The global middle class has a hankering for US fast food
The developing world has fallen big time for all-American exports like Footlongs, Big Macs and Extra Crispy Chicken Tenders and seems less concerned about the health risks of the high-fat, high-sodium fare that many Americans now seek to avoid.
Along the upward journey to middle-class status, a growing number of people around the world are working up quite a voracious appetite. The developing world has fallen big time for all-American exports like Footlongs, Big Macs and Extra Crispy Chicken Tenders.
Despite early signs that a fast-food diet is no healthier in Beijing than it is in Boston, consumers who are new to middle-class dining seem less concerned about the health risks of the high-fat, high-sodium fare that many Americans now seek to avoid.
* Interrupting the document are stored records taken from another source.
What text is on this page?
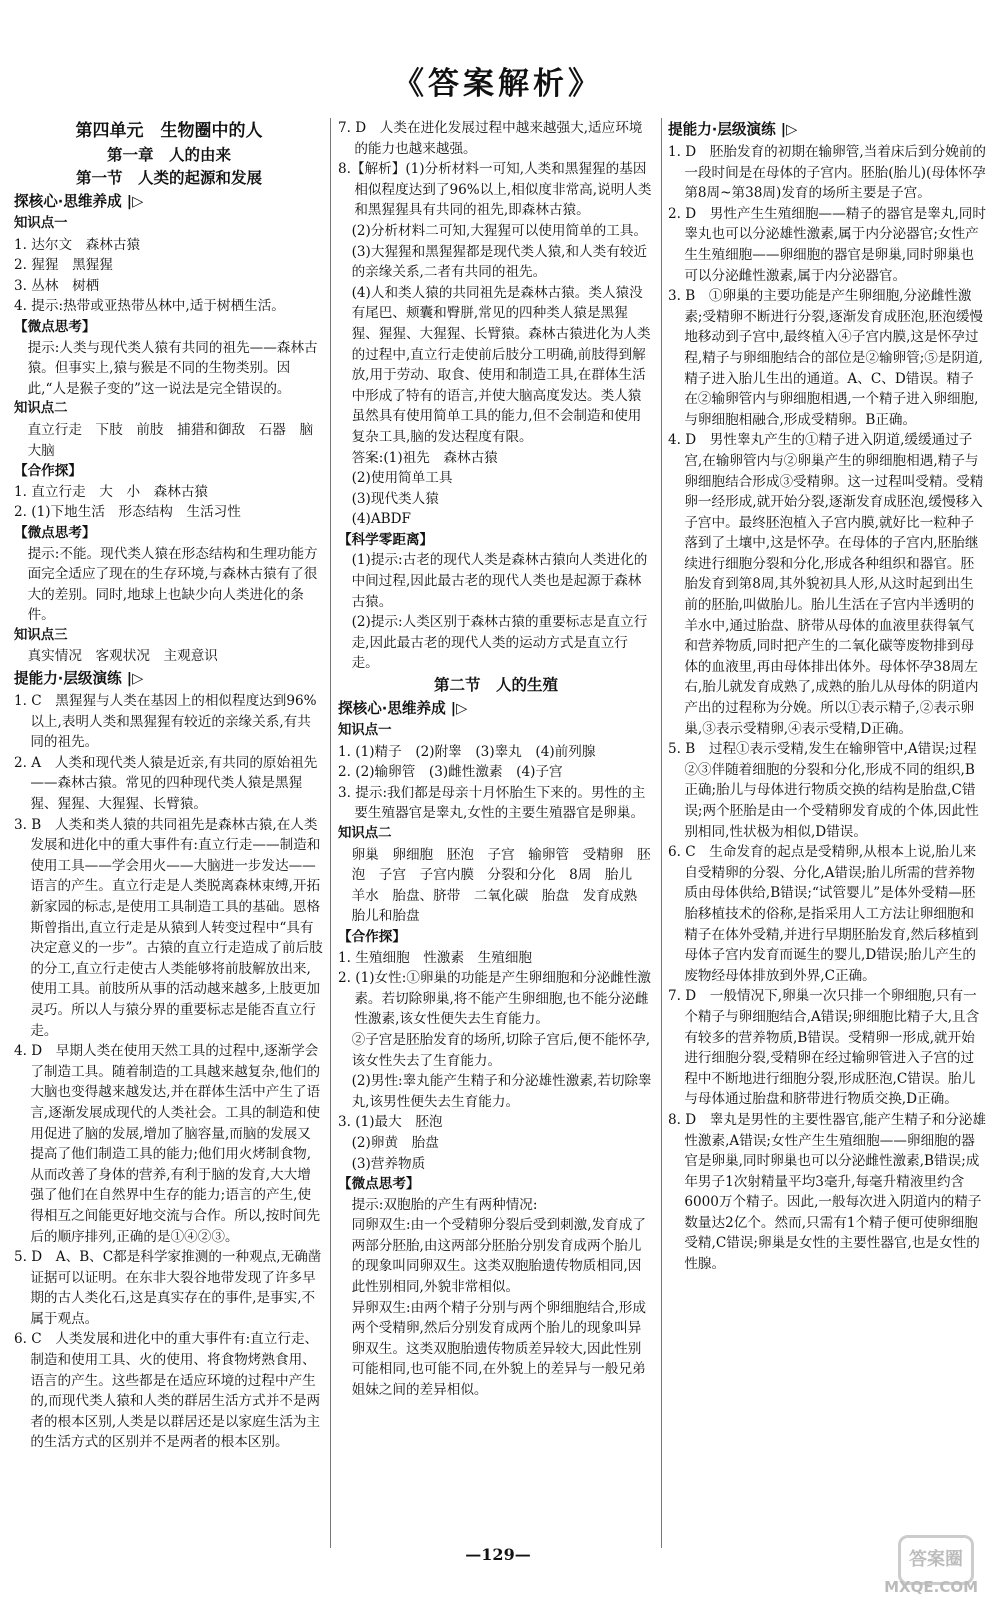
《答案解析》
第四单元　生物圈中的人
第一章　人的由来
第一节　人类的起源和发展
探核心·思维养成 |▷
知识点一
1. 达尔文　森林古猿
2. 猩猩　黑猩猩
3. 丛林　树栖
4. 提示:热带或亚热带丛林中,适于树栖生活。
【微点思考】
提示:人类与现代类人猿有共同的祖先——森林古猿。但事实上,猿与猴是不同的生物类别。因此,“人是猴子变的”这一说法是完全错误的。
知识点二
直立行走　下肢　前肢　捕猎和御敌　石器　脑　大脑
【合作探】
1. 直立行走　大　小　森林古猿
2. (1)下地生活　形态结构　生活习性
【微点思考】
提示:不能。现代类人猿在形态结构和生理功能方面完全适应了现在的生存环境,与森林古猿有了很大的差别。同时,地球上也缺少向人类进化的条件。
知识点三
真实情况　客观状况　主观意识
提能力·层级演练 |▷
1. C　黑猩猩与人类在基因上的相似程度达到96%以上,表明人类和黑猩猩有较近的亲缘关系,有共同的祖先。
2. A　人类和现代类人猿是近亲,有共同的原始祖先——森林古猿。常见的四种现代类人猿是黑猩猩、猩猩、大猩猩、长臂猿。
3. B　人类和类人猿的共同祖先是森林古猿,在人类发展和进化中的重大事件有:直立行走——制造和使用工具——学会用火——大脑进一步发达——语言的产生。直立行走是人类脱离森林束缚,开拓新家园的标志,是使用工具制造工具的基础。恩格斯曾指出,直立行走是从猿到人转变过程中“具有决定意义的一步”。古猿的直立行走造成了前后肢的分工,直立行走使古人类能够将前肢解放出来,使用工具。前肢所从事的活动越来越多,上肢更加灵巧。所以人与猿分界的重要标志是能否直立行走。
4. D　早期人类在使用天然工具的过程中,逐渐学会了制造工具。随着制造的工具越来越复杂,他们的大脑也变得越来越发达,并在群体生活中产生了语言,逐渐发展成现代的人类社会。工具的制造和使用促进了脑的发展,增加了脑容量,而脑的发展又提高了他们制造工具的能力;他们用火烤制食物,从而改善了身体的营养,有利于脑的发育,大大增强了他们在自然界中生存的能力;语言的产生,使得相互之间能更好地交流与合作。所以,按时间先后的顺序排列,正确的是①④②③。
5. D　A、B、C都是科学家推测的一种观点,无确凿证据可以证明。在东非大裂谷地带发现了许多早期的古人类化石,这是真实存在的事件,是事实,不属于观点。
6. C　人类发展和进化中的重大事件有:直立行走、制造和使用工具、火的使用、将食物烤熟食用、语言的产生。这些都是在适应环境的过程中产生的,而现代类人猿和人类的群居生活方式并不是两者的根本区别,人类是以群居还是以家庭生活为主的生活方式的区别并不是两者的根本区别。
7. D　人类在进化发展过程中越来越强大,适应环境的能力也越来越强。
8.【解析】(1)分析材料一可知,人类和黑猩猩的基因相似程度达到了96%以上,相似度非常高,说明人类和黑猩猩具有共同的祖先,即森林古猿。
(2)分析材料二可知,大猩猩可以使用简单的工具。
(3)大猩猩和黑猩猩都是现代类人猿,和人类有较近的亲缘关系,二者有共同的祖先。
(4)人和类人猿的共同祖先是森林古猿。类人猿没有尾巴、颊囊和臀胼,常见的四种类人猿是黑猩猩、猩猩、大猩猩、长臂猿。森林古猿进化为人类的过程中,直立行走使前后肢分工明确,前肢得到解放,用于劳动、取食、使用和制造工具,在群体生活中形成了特有的语言,并使大脑高度发达。类人猿虽然具有使用简单工具的能力,但不会制造和使用复杂工具,脑的发达程度有限。
答案:(1)祖先　森林古猿
(2)使用简单工具
(3)现代类人猿
(4)ABDF
【科学零距离】
(1)提示:古老的现代人类是森林古猿向人类进化的中间过程,因此最古老的现代人类也是起源于森林古猿。
(2)提示:人类区别于森林古猿的重要标志是直立行走,因此最古老的现代人类的运动方式是直立行走。
第二节　人的生殖
探核心·思维养成 |▷
知识点一
1. (1)精子　(2)附睾　(3)睾丸　(4)前列腺
2. (2)输卵管　(3)雌性激素　(4)子宫
3. 提示:我们都是母亲十月怀胎生下来的。男性的主要生殖器官是睾丸,女性的主要生殖器官是卵巢。
知识点二
卵巢　卵细胞　胚泡　子宫　输卵管　受精卵　胚泡　子宫　子宫内膜　分裂和分化　8周　胎儿　羊水　胎盘、脐带　二氧化碳　胎盘　发育成熟　胎儿和胎盘
【合作探】
1. 生殖细胞　性激素　生殖细胞
2. (1)女性:①卵巢的功能是产生卵细胞和分泌雌性激素。若切除卵巢,将不能产生卵细胞,也不能分泌雌性激素,该女性便失去生育能力。
②子宫是胚胎发育的场所,切除子宫后,便不能怀孕,该女性失去了生育能力。
(2)男性:睾丸能产生精子和分泌雄性激素,若切除睾丸,该男性便失去生育能力。
3. (1)最大　胚泡
(2)卵黄　胎盘
(3)营养物质
【微点思考】
提示:双胞胎的产生有两种情况:
同卵双生:由一个受精卵分裂后受到刺激,发育成了两部分胚胎,由这两部分胚胎分别发育成两个胎儿的现象叫同卵双生。这类双胞胎遗传物质相同,因此性别相同,外貌非常相似。
异卵双生:由两个精子分别与两个卵细胞结合,形成两个受精卵,然后分别发育成两个胎儿的现象叫异卵双生。这类双胞胎遗传物质差异较大,因此性别可能相同,也可能不同,在外貌上的差异与一般兄弟姐妹之间的差异相似。
提能力·层级演练 |▷
1. D　胚胎发育的初期在输卵管,当着床后到分娩前的一段时间是在母体的子宫内。胚胎(胎儿)(母体怀孕第8周~第38周)发育的场所主要是子宫。
2. D　男性产生生殖细胞——精子的器官是睾丸,同时睾丸也可以分泌雄性激素,属于内分泌器官;女性产生生殖细胞——卵细胞的器官是卵巢,同时卵巢也可以分泌雌性激素,属于内分泌器官。
3. B　①卵巢的主要功能是产生卵细胞,分泌雌性激素;受精卵不断进行分裂,逐渐发育成胚泡,胚泡缓慢地移动到子宫中,最终植入④子宫内膜,这是怀孕过程,精子与卵细胞结合的部位是②输卵管;⑤是阴道,精子进入胎儿生出的通道。A、C、D错误。精子在②输卵管内与卵细胞相遇,一个精子进入卵细胞,与卵细胞相融合,形成受精卵。B正确。
4. D　男性睾丸产生的①精子进入阴道,缓缓通过子宫,在输卵管内与②卵巢产生的卵细胞相遇,精子与卵细胞结合形成③受精卵。这一过程叫受精。受精卵一经形成,就开始分裂,逐渐发育成胚泡,缓慢移入子宫中。最终胚泡植入子宫内膜,就好比一粒种子落到了土壤中,这是怀孕。在母体的子宫内,胚胎继续进行细胞分裂和分化,形成各种组织和器官。胚胎发育到第8周,其外貌初具人形,从这时起到出生前的胚胎,叫做胎儿。胎儿生活在子宫内半透明的羊水中,通过胎盘、脐带从母体的血液里获得氧气和营养物质,同时把产生的二氧化碳等废物排到母体的血液里,再由母体排出体外。母体怀孕38周左右,胎儿就发育成熟了,成熟的胎儿从母体的阴道内产出的过程称为分娩。所以①表示精子,②表示卵巢,③表示受精卵,④表示受精,D正确。
5. B　过程①表示受精,发生在输卵管中,A错误;过程②③伴随着细胞的分裂和分化,形成不同的组织,B正确;胎儿与母体进行物质交换的结构是胎盘,C错误;两个胚胎是由一个受精卵发育成的个体,因此性别相同,性状极为相似,D错误。
6. C　生命发育的起点是受精卵,从根本上说,胎儿来自受精卵的分裂、分化,A错误;胎儿所需的营养物质由母体供给,B错误;“试管婴儿”是体外受精—胚胎移植技术的俗称,是指采用人工方法让卵细胞和精子在体外受精,并进行早期胚胎发育,然后移植到母体子宫内发育而诞生的婴儿,D错误;胎儿产生的废物经母体排放到外界,C正确。
7. D　一般情况下,卵巢一次只排一个卵细胞,只有一个精子与卵细胞结合,A错误;卵细胞比精子大,且含有较多的营养物质,B错误。受精卵一形成,就开始进行细胞分裂,受精卵在经过输卵管进入子宫的过程中不断地进行细胞分裂,形成胚泡,C错误。胎儿与母体通过胎盘和脐带进行物质交换,D正确。
8. D　睾丸是男性的主要性器官,能产生精子和分泌雄性激素,A错误;女性产生生殖细胞——卵细胞的器官是卵巢,同时卵巢也可以分泌雌性激素,B错误;成年男子1次射精量平均3毫升,每毫升精液里约含6000万个精子。因此,一般每次进入阴道内的精子数量达2亿个。然而,只需有1个精子便可使卵细胞受精,C错误;卵巢是女性的主要性器官,也是女性的性腺。
—129—	答案圈
MXQE.COM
As the U.S. economy slogs along at a tepid pace, household incomes in much of the developing world are leaping ahead. Over the next two decades, those gains are expected to introduce billions of new consumers to menus from fast-food chains that are among some of the most iconic American brands.
"A lot of domestic chains are completely refocusing their business on the international market," said IBISWorld Industry analyst Andy Brennan. "And most of them have been quite successful at it."
IBISWorld pegs global fast-food sales at $190 billion but does not break out non-U.S. sales.
That is because for most fast-food chains, the formula that worked at home—low-cost menu items, prepared consistently and served quickly—seems to translate well for foreign consumers with newfound disposable income
These companies are also riding a wave of global brand awareness, thanks to increased international travel and the powerful reach of the Web.
For many new arrivals to middle-class life, a meal at an iconic American fast-food outlet also bestows a level of prestige, according to Brennan.
"It's a real status symbol to be eating in an American restaurant in Asia," he said.